Mi piace il tuo latino geometrico,

e anche la tua sintassi limpida,

la simmetria delle argomentazioni,

parliamo però delle Cose Veramente Grandi;

guarda le tue mani ferite e tremanti;

ti rovini gli occhi nell'oscurità,

ti nutri male,

sei malvestito.

Comprati una casa nuova,

perdona agli specchi veneziani il ripetere la superficie,

perdona ai fiori fra i capelli,

la canzone da ubriaco;

bada alle entrate come il tuo collega Cartesio,

sii scaltro come Erasmo,

dedica un trattato a Luigi XIV,

tanto non lo leggerà.

Placa la furia razionale:

farà cadere i troni e annerire le stelle;

pensa a una donna che ti dia un figlio.

Vedi, Baruch: stiamo parlando di Cose Grandi.

Io voglio essere amato dagli incolti e dai violenti:

sono gli unici che davvero mi bramano.—

Ora il velo si abbassa, Spinoza rimane solo;

non vede la nuvola d'oro, la luce nell'alto dei cieli;

vede l'oscurità,

sente lo scricchiolio delle scale,

i passi che scendono in verso il basso.”


 

Zbigniew Herbert



Mi ossessiona il problema degli spazi chiusi della comunicazione, dove il linguaggio —col suo ritmo, con le sue risonanze armoniche— erige le mura della divisione.
(http://users.iol.it/claudioronco/genova2.html)
Stanotte alle tre e venti, dopo aver riletto l'email che ti ho inviato, ho riletto anche tutte le tua altre lettere, ritrovandomi a meditare confusamente sulle "sovrapposizioni" dei linguaggi, quando essi non vengono "regolati", o "diretti" da una precisa e dichiarata struttura retorica.

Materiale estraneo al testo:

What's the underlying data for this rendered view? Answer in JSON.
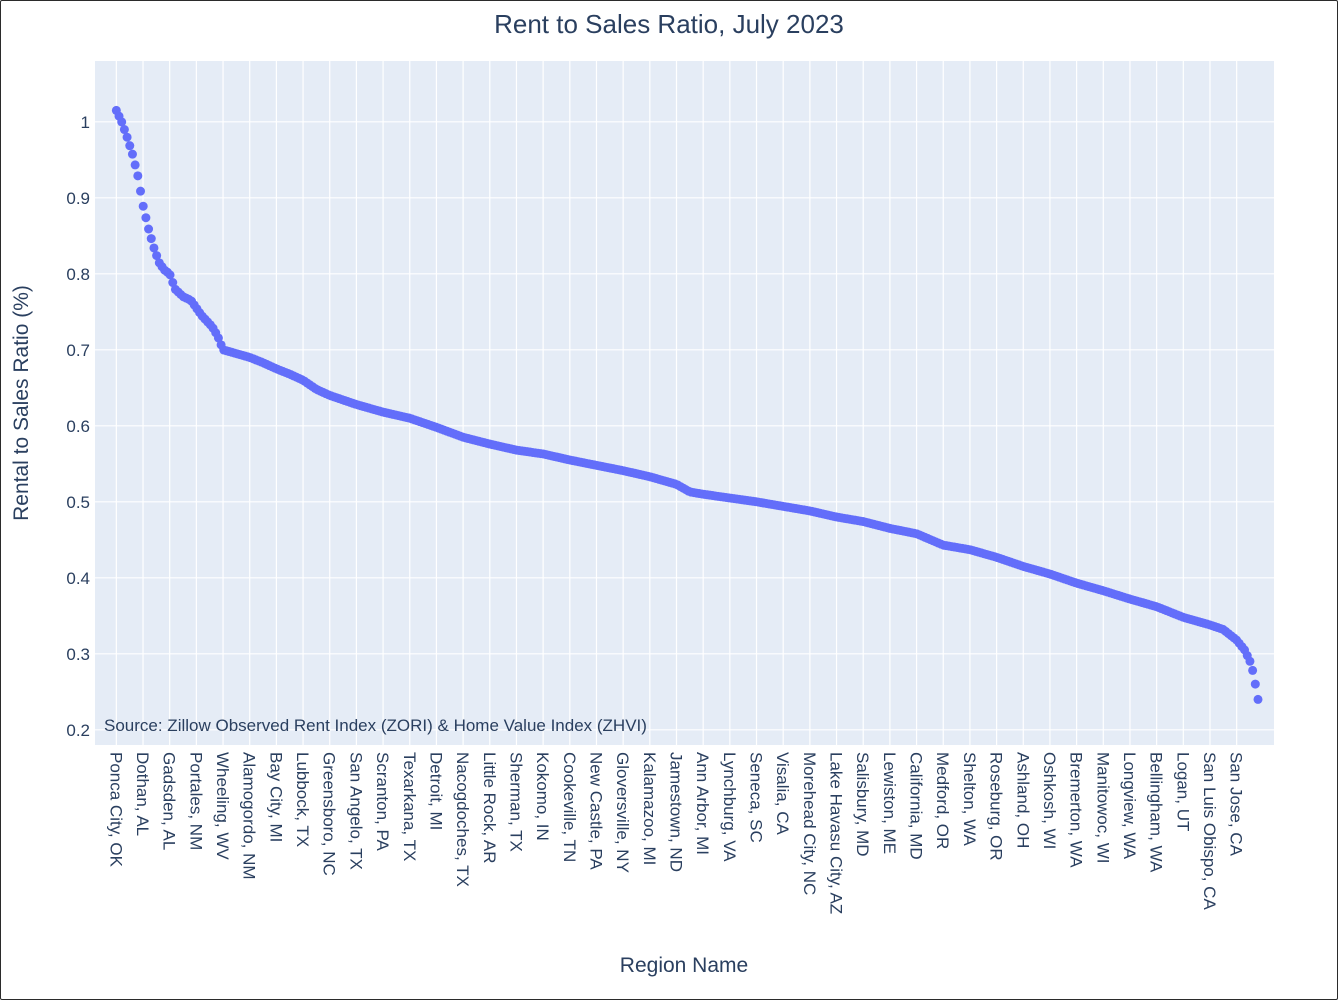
{
  "chart_data": {
    "type": "scatter",
    "title": "Rent to Sales Ratio, July 2023",
    "xlabel": "Region Name",
    "ylabel": "Rental to Sales Ratio (%)",
    "annotation": "Source: Zillow Observed Rent Index (ZORI) & Home Value Index (ZHVI)",
    "marker_color": "#636efa",
    "plot_background": "#e5ecf6",
    "grid": true,
    "legend": false,
    "ylim": [
      0.18,
      1.08
    ],
    "y_ticks": [
      0.2,
      0.3,
      0.4,
      0.5,
      0.6,
      0.7,
      0.8,
      0.9,
      1
    ],
    "y_tick_labels": [
      "0.2",
      "0.3",
      "0.4",
      "0.5",
      "0.6",
      "0.7",
      "0.8",
      "0.9",
      "1"
    ],
    "x_tick_labels": [
      "Ponca City, OK",
      "Dothan, AL",
      "Gadsden, AL",
      "Portales, NM",
      "Wheeling, WV",
      "Alamogordo, NM",
      "Bay City, MI",
      "Lubbock, TX",
      "Greensboro, NC",
      "San Angelo, TX",
      "Scranton, PA",
      "Texarkana, TX",
      "Detroit, MI",
      "Nacogdoches, TX",
      "Little Rock, AR",
      "Sherman, TX",
      "Kokomo, IN",
      "Cookeville, TN",
      "New Castle, PA",
      "Gloversville, NY",
      "Kalamazoo, MI",
      "Jamestown, ND",
      "Ann Arbor, MI",
      "Lynchburg, VA",
      "Seneca, SC",
      "Visalia, CA",
      "Morehead City, NC",
      "Lake Havasu City, AZ",
      "Salisbury, MD",
      "Lewiston, ME",
      "California, MD",
      "Medford, OR",
      "Shelton, WA",
      "Roseburg, OR",
      "Ashland, OH",
      "Oshkosh, WI",
      "Bremerton, WA",
      "Manitowoc, WI",
      "Longview, WA",
      "Bellingham, WA",
      "Logan, UT",
      "San Luis Obispo, CA",
      "San Jose, CA"
    ],
    "x_range": [
      -8,
      434
    ],
    "x_tick_spacing": 10,
    "n_points": 426,
    "trend_knots": [
      [
        0,
        1.015
      ],
      [
        2,
        1.0
      ],
      [
        4,
        0.98
      ],
      [
        6,
        0.958
      ],
      [
        8,
        0.93
      ],
      [
        10,
        0.89
      ],
      [
        12,
        0.86
      ],
      [
        14,
        0.835
      ],
      [
        16,
        0.815
      ],
      [
        18,
        0.805
      ],
      [
        20,
        0.8
      ],
      [
        22,
        0.78
      ],
      [
        25,
        0.77
      ],
      [
        28,
        0.765
      ],
      [
        32,
        0.745
      ],
      [
        36,
        0.73
      ],
      [
        38,
        0.718
      ],
      [
        40,
        0.7
      ],
      [
        45,
        0.695
      ],
      [
        50,
        0.69
      ],
      [
        55,
        0.683
      ],
      [
        60,
        0.675
      ],
      [
        65,
        0.668
      ],
      [
        70,
        0.66
      ],
      [
        75,
        0.648
      ],
      [
        80,
        0.64
      ],
      [
        90,
        0.628
      ],
      [
        100,
        0.618
      ],
      [
        110,
        0.61
      ],
      [
        120,
        0.598
      ],
      [
        130,
        0.585
      ],
      [
        140,
        0.576
      ],
      [
        150,
        0.568
      ],
      [
        160,
        0.563
      ],
      [
        170,
        0.555
      ],
      [
        180,
        0.548
      ],
      [
        190,
        0.541
      ],
      [
        200,
        0.533
      ],
      [
        210,
        0.523
      ],
      [
        215,
        0.513
      ],
      [
        220,
        0.51
      ],
      [
        230,
        0.505
      ],
      [
        240,
        0.5
      ],
      [
        250,
        0.494
      ],
      [
        260,
        0.488
      ],
      [
        270,
        0.48
      ],
      [
        280,
        0.474
      ],
      [
        290,
        0.465
      ],
      [
        300,
        0.458
      ],
      [
        310,
        0.443
      ],
      [
        320,
        0.437
      ],
      [
        330,
        0.427
      ],
      [
        340,
        0.415
      ],
      [
        350,
        0.405
      ],
      [
        360,
        0.393
      ],
      [
        370,
        0.383
      ],
      [
        380,
        0.372
      ],
      [
        390,
        0.362
      ],
      [
        400,
        0.348
      ],
      [
        410,
        0.338
      ],
      [
        415,
        0.332
      ],
      [
        420,
        0.318
      ],
      [
        423,
        0.305
      ],
      [
        425,
        0.29
      ],
      [
        426,
        0.278
      ],
      [
        427,
        0.26
      ],
      [
        428,
        0.24
      ]
    ]
  }
}
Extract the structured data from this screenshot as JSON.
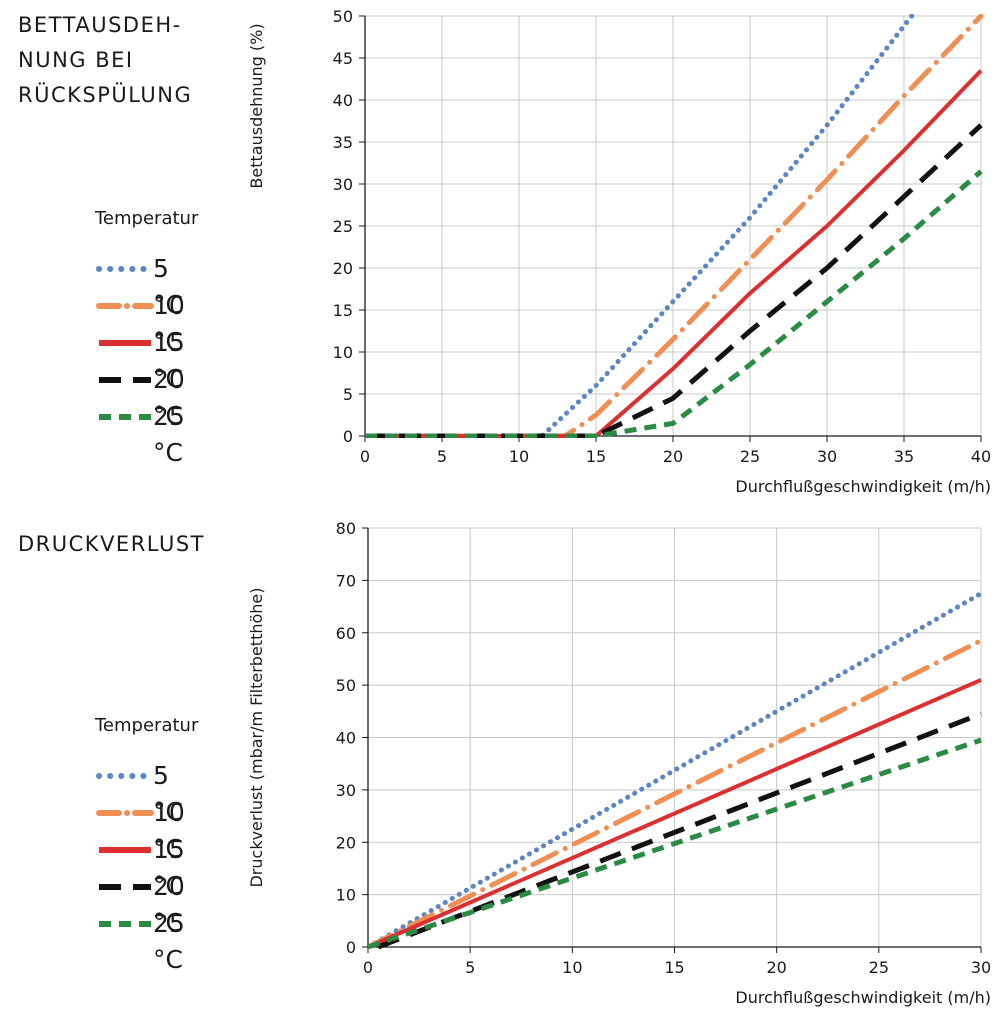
{
  "top": {
    "title": "BETTAUSDEH-\nNUNG BEI\nRÜCKSPÜLUNG",
    "legend_title": "Temperatur",
    "ylabel": "Bettausdehnung (%)",
    "xlabel": "Durchflußgeschwindigkeit (m/h)"
  },
  "bottom": {
    "title": "DRUCKVERLUST",
    "legend_title": "Temperatur",
    "ylabel": "Druckverlust  (mbar/m Filterbetthöhe)",
    "xlabel": "Durchflußgeschwindigkeit (m/h)"
  },
  "series_styles": [
    {
      "name": "5 °C",
      "color": "#5b86c3",
      "style": "dotted"
    },
    {
      "name": "10 °C",
      "color": "#ef8f54",
      "style": "dashdot"
    },
    {
      "name": "15 °C",
      "color": "#dc3030",
      "style": "solid"
    },
    {
      "name": "20 °C",
      "color": "#111111",
      "style": "dashed"
    },
    {
      "name": "25 °C",
      "color": "#2b8a44",
      "style": "shortdash"
    }
  ],
  "chart_data": [
    {
      "type": "line",
      "title": "BETTAUSDEH-\nNUNG BEI\nRÜCKSPÜLUNG",
      "xlabel": "Durchflußgeschwindigkeit (m/h)",
      "ylabel": "Bettausdehnung (%)",
      "xlim": [
        0,
        40
      ],
      "ylim": [
        0,
        50
      ],
      "xticks": [
        0,
        5,
        10,
        15,
        20,
        25,
        30,
        35,
        40
      ],
      "yticks": [
        0,
        5,
        10,
        15,
        20,
        25,
        30,
        35,
        40,
        45,
        50
      ],
      "grid": true,
      "legend": "left",
      "series": [
        {
          "name": "5 °C",
          "x": [
            0,
            11.5,
            15,
            20,
            25,
            30,
            35.5
          ],
          "y": [
            0,
            0,
            6,
            16,
            26,
            37,
            50
          ]
        },
        {
          "name": "10 °C",
          "x": [
            0,
            13,
            15,
            20,
            25,
            30,
            35,
            40
          ],
          "y": [
            0,
            0,
            2.5,
            11.5,
            21,
            30.5,
            40.5,
            50
          ]
        },
        {
          "name": "15 °C",
          "x": [
            0,
            15,
            20,
            25,
            30,
            35,
            40
          ],
          "y": [
            0,
            0,
            8,
            17,
            25,
            34,
            43.5
          ]
        },
        {
          "name": "20 °C",
          "x": [
            0,
            15,
            20,
            25,
            30,
            35,
            40
          ],
          "y": [
            0,
            0,
            4.5,
            12.5,
            20,
            28.5,
            37
          ]
        },
        {
          "name": "25 °C",
          "x": [
            0,
            15,
            20,
            25,
            30,
            35,
            40
          ],
          "y": [
            0,
            0,
            1.5,
            8.5,
            16,
            23.5,
            31.5
          ]
        }
      ]
    },
    {
      "type": "line",
      "title": "DRUCKVERLUST",
      "xlabel": "Durchflußgeschwindigkeit (m/h)",
      "ylabel": "Druckverlust  (mbar/m Filterbetthöhe)",
      "xlim": [
        0,
        30
      ],
      "ylim": [
        0,
        80
      ],
      "xticks": [
        0,
        5,
        10,
        15,
        20,
        25,
        30
      ],
      "yticks": [
        0,
        10,
        20,
        30,
        40,
        50,
        60,
        70,
        80
      ],
      "grid": true,
      "legend": "left",
      "series": [
        {
          "name": "5 °C",
          "x": [
            0,
            30
          ],
          "y": [
            0,
            67.5
          ]
        },
        {
          "name": "10 °C",
          "x": [
            0,
            30
          ],
          "y": [
            0,
            58.5
          ]
        },
        {
          "name": "15 °C",
          "x": [
            0,
            30
          ],
          "y": [
            0,
            51
          ]
        },
        {
          "name": "20 °C",
          "x": [
            0.5,
            30
          ],
          "y": [
            0,
            44.5
          ]
        },
        {
          "name": "25 °C",
          "x": [
            0,
            30
          ],
          "y": [
            0,
            39.5
          ]
        }
      ]
    }
  ]
}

E questo perché oggi è diventato impossibile pretendere che un tale ordinamento del discorso avvenga "realmente", in quanto la nostra mente si è configurata a più o meno stabili moduli culturali, ma ha nel contempo sviluppato una sorta di "anarchia" direzionale, forse proprio a difesa della sua incolumità, minacciata dalle implosioni, dai collassi dei sistemi chiusi e finiti. Per questo, rileggendo una terza volta quel che ti avevo scritto nell'ultima lettera, mi sono accorto di aver usato tante parole per comunicartene con convinzione soltanto poche, ossia queste:
"Per far sopravvivere un'intelligenza sana nel mondo attuale, non si può ricorrere ad altro che a un'agilità mentale simile a quella della scimmia sugli alberi, quando fugge dal suo predatore."
Queste, e poche altre...
Così mi è tornata in mente la "poesia" di Zbignev Herbert su Baruch Spinoza, l'ebreo convertito a Cristo...
e il suo incontro con quel dio ambiguo, che scenderà le scale verso il buio. Era forse il demonio? O proprio quell'oscurità è il "luogo" prediletto del Dio in terra?
Un Dio che si aggira in preda a disperazione nel caos da lui generato, fra i "cocci" dei vasi distrutti dalla deflagrazione primordiale... Su questo vortica la mia mente questa mattina, guardando i pentagrammi su cui ho scritto i primi temi che compongono i lati del CHIOSTRO dell'opera musicale cui ti ho invitata.


Alla poesia di Herbert avevo unito l'immagine che ti allego: l'alchimista di Rembrandt.

Scusa l'invasione di parole.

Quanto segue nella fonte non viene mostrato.